Investors have strengthened bets that yields on longer-dated securities will fall relative to those on shorter-term debt in the past three days. The so-called bull-flattening of the yield curve is fueled by speculation policy makers will step up their asset-purchase program or adjust its rules to ease a perceived scarcity of bonds available to buy.
With the ECB’s current rules for quantitative easing excluding much of the shortest-dated debt from purchases, investors are building up positions in longer-term, higher-yielding securities as the Governing Council prepares to announce its latest policy decision on Thursday.
“In recent days, the yield curve is becoming increasingly flatter -- that’s a sign that the market expects the ECB will come up with some measures,” said Christian Reicherter, an analyst at DZ Bank AG in Frankfurt. “We think they will extend the asset-purchase program from at least March next year, and possibly do minor tweaks.”
He said market participants are disappointed about a scarcity of bonds to buy.
The yield difference, or spread, between German 10- and 30-year bunds narrowed two basis points, or 0.02 percentage point, to 53 basis points as of 5 p.m. in London, the lowest level this month on a closing-market basis.
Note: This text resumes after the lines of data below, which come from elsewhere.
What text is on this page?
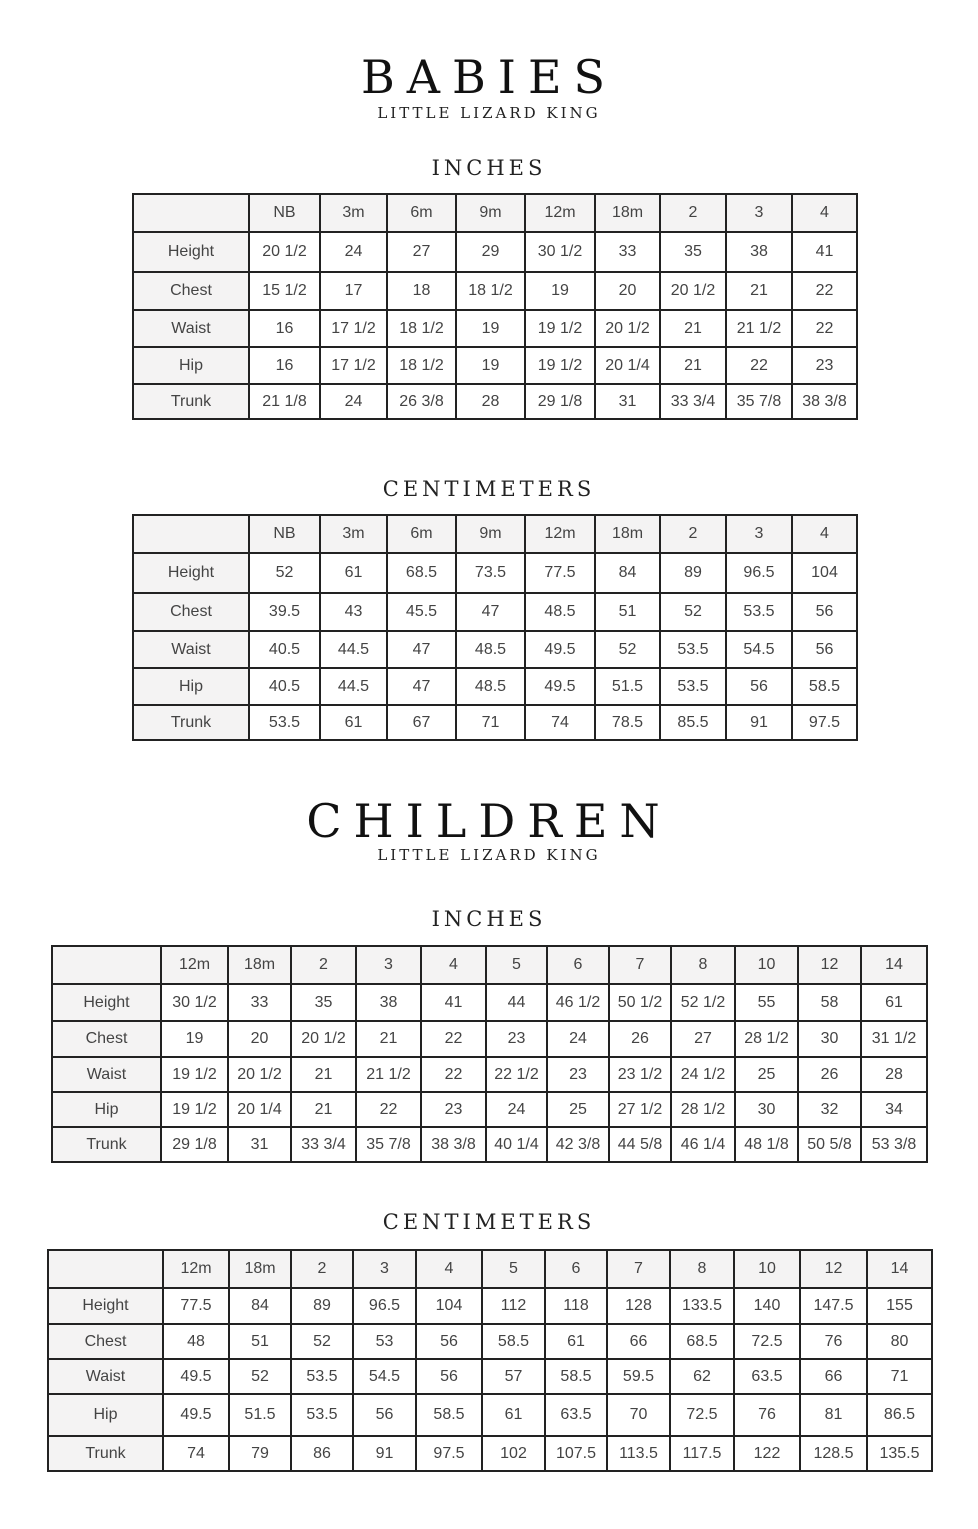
BABIES
LITTLE LIZARD KING
INCHES
	NB	3m	6m	9m	12m	18m	2	3	4
Height	20 1/2	24	27	29	30 1/2	33	35	38	41
Chest	15 1/2	17	18	18 1/2	19	20	20 1/2	21	22
Waist	16	17 1/2	18 1/2	19	19 1/2	20 1/2	21	21 1/2	22
Hip	16	17 1/2	18 1/2	19	19 1/2	20 1/4	21	22	23
Trunk	21 1/8	24	26 3/8	28	29 1/8	31	33 3/4	35 7/8	38 3/8
CENTIMETERS
	NB	3m	6m	9m	12m	18m	2	3	4
Height	52	61	68.5	73.5	77.5	84	89	96.5	104
Chest	39.5	43	45.5	47	48.5	51	52	53.5	56
Waist	40.5	44.5	47	48.5	49.5	52	53.5	54.5	56
Hip	40.5	44.5	47	48.5	49.5	51.5	53.5	56	58.5
Trunk	53.5	61	67	71	74	78.5	85.5	91	97.5
CHILDREN
LITTLE LIZARD KING
INCHES
	12m	18m	2	3	4	5	6	7	8	10	12	14
Height	30 1/2	33	35	38	41	44	46 1/2	50 1/2	52 1/2	55	58	61
Chest	19	20	20 1/2	21	22	23	24	26	27	28 1/2	30	31 1/2
Waist	19 1/2	20 1/2	21	21 1/2	22	22 1/2	23	23 1/2	24 1/2	25	26	28
Hip	19 1/2	20 1/4	21	22	23	24	25	27 1/2	28 1/2	30	32	34
Trunk	29 1/8	31	33 3/4	35 7/8	38 3/8	40 1/4	42 3/8	44 5/8	46 1/4	48 1/8	50 5/8	53 3/8
CENTIMETERS
	12m	18m	2	3	4	5	6	7	8	10	12	14
Height	77.5	84	89	96.5	104	112	118	128	133.5	140	147.5	155
Chest	48	51	52	53	56	58.5	61	66	68.5	72.5	76	80
Waist	49.5	52	53.5	54.5	56	57	58.5	59.5	62	63.5	66	71
Hip	49.5	51.5	53.5	56	58.5	61	63.5	70	72.5	76	81	86.5
Trunk	74	79	86	91	97.5	102	107.5	113.5	117.5	122	128.5	135.5
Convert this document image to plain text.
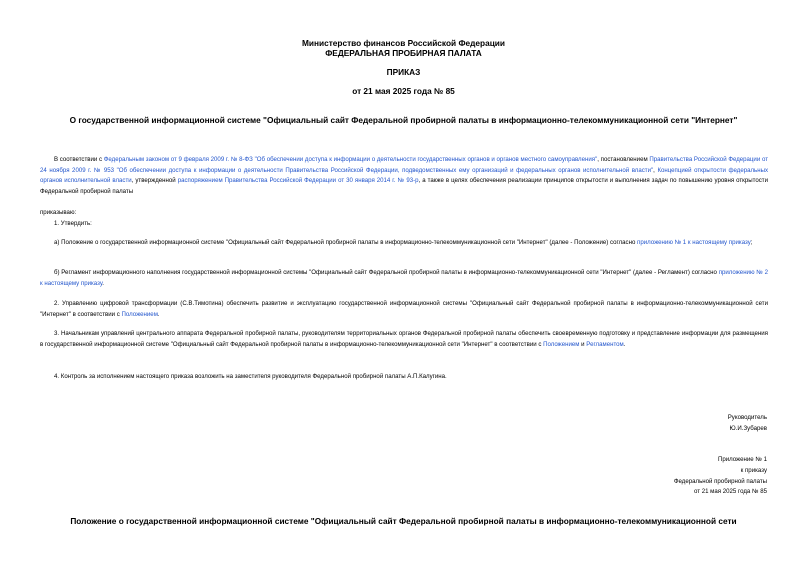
Министерство финансов Российской Федерации
ФЕДЕРАЛЬНАЯ ПРОБИРНАЯ ПАЛАТА
ПРИКАЗ
от 21 мая 2025 года № 85
О государственной информационной системе "Официальный сайт Федеральной пробирной палаты в информационно-телекоммуникационной сети "Интернет"
В соответствии с Федеральным законом от 9 февраля 2009 г. № 8-ФЗ "Об обеспечении доступа к информации о деятельности государственных органов и органов местного самоуправления", постановлением Правительства Российской Федерации от 24 ноября 2009 г. № 953 "Об обеспечении доступа к информации о деятельности Правительства Российской Федерации, подведомственных ему организаций и федеральных органов исполнительной власти", Концепцией открытости федеральных органов исполнительной власти, утвержденной распоряжением Правительства Российской Федерации от 30 января 2014 г. № 93-р, а также в целях обеспечения реализации принципов открытости и выполнения задач по повышению уровня открытости Федеральной пробирной палаты
приказываю:
1. Утвердить:
а) Положение о государственной информационной системе "Официальный сайт Федеральной пробирной палаты в информационно-телекоммуникационной сети "Интернет" (далее - Положение) согласно приложению № 1 к настоящему приказу;
б) Регламент информационного наполнения государственной информационной системы "Официальный сайт Федеральной пробирной палаты в информационно-телекоммуникационной сети "Интернет" (далее - Регламент) согласно приложению № 2 к настоящему приказу.
2. Управлению цифровой трансформации (С.В.Тимотина) обеспечить развитие и эксплуатацию государственной информационной системы "Официальный сайт Федеральной пробирной палаты в информационно-телекоммуникационной сети "Интернет" в соответствии с Положением.
3. Начальникам управлений центрального аппарата Федеральной пробирной палаты, руководителям территориальных органов Федеральной пробирной палаты обеспечить своевременную подготовку и представление информации для размещения в государственной информационной системе "Официальный сайт Федеральной пробирной палаты в информационно-телекоммуникационной сети "Интернет" в соответствии с Положением и Регламентом.
4. Контроль за исполнением настоящего приказа возложить на заместителя руководителя Федеральной пробирной палаты А.П.Калугина.
Руководитель
Ю.И.Зубарев
Приложение № 1
к приказу
Федеральной пробирной палаты
от 21 мая 2025 года № 85
Положение о государственной информационной системе "Официальный сайт Федеральной пробирной палаты в информационно-телекоммуникационной сети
The spread is still wider than this year’s narrowest close of 45 basis points on Aug. 1.
Most economists surveyed by Bloomberg predict the ECB will extend QE before year-end, given that regional inflation remains well below the central bank’s goal of close to 2 percent. A majority also expect policy makers to change the parameters of the program to avoid a potential shortage of securities as more bonds fall below the deposit rate of minus 0.4 percent, making them ineligible for purchase.
Even with speculation the ECB will tweak QE, some investors remain reluctant to buy at such low yields. When Germany sold 10-year securities at a record-low yield of minus 0.11 percent Wednesday, investors bid for 3.95 billion euros ($4.4 billion) of the securities, compared with a sales target of 5 billion euros.
Previous sales in June and July “were not too well bid either, but the degree of underbidding was highest at today’s auction,” said Marius Daheim, a senior rates strategist at SEB AB in Frankfurt.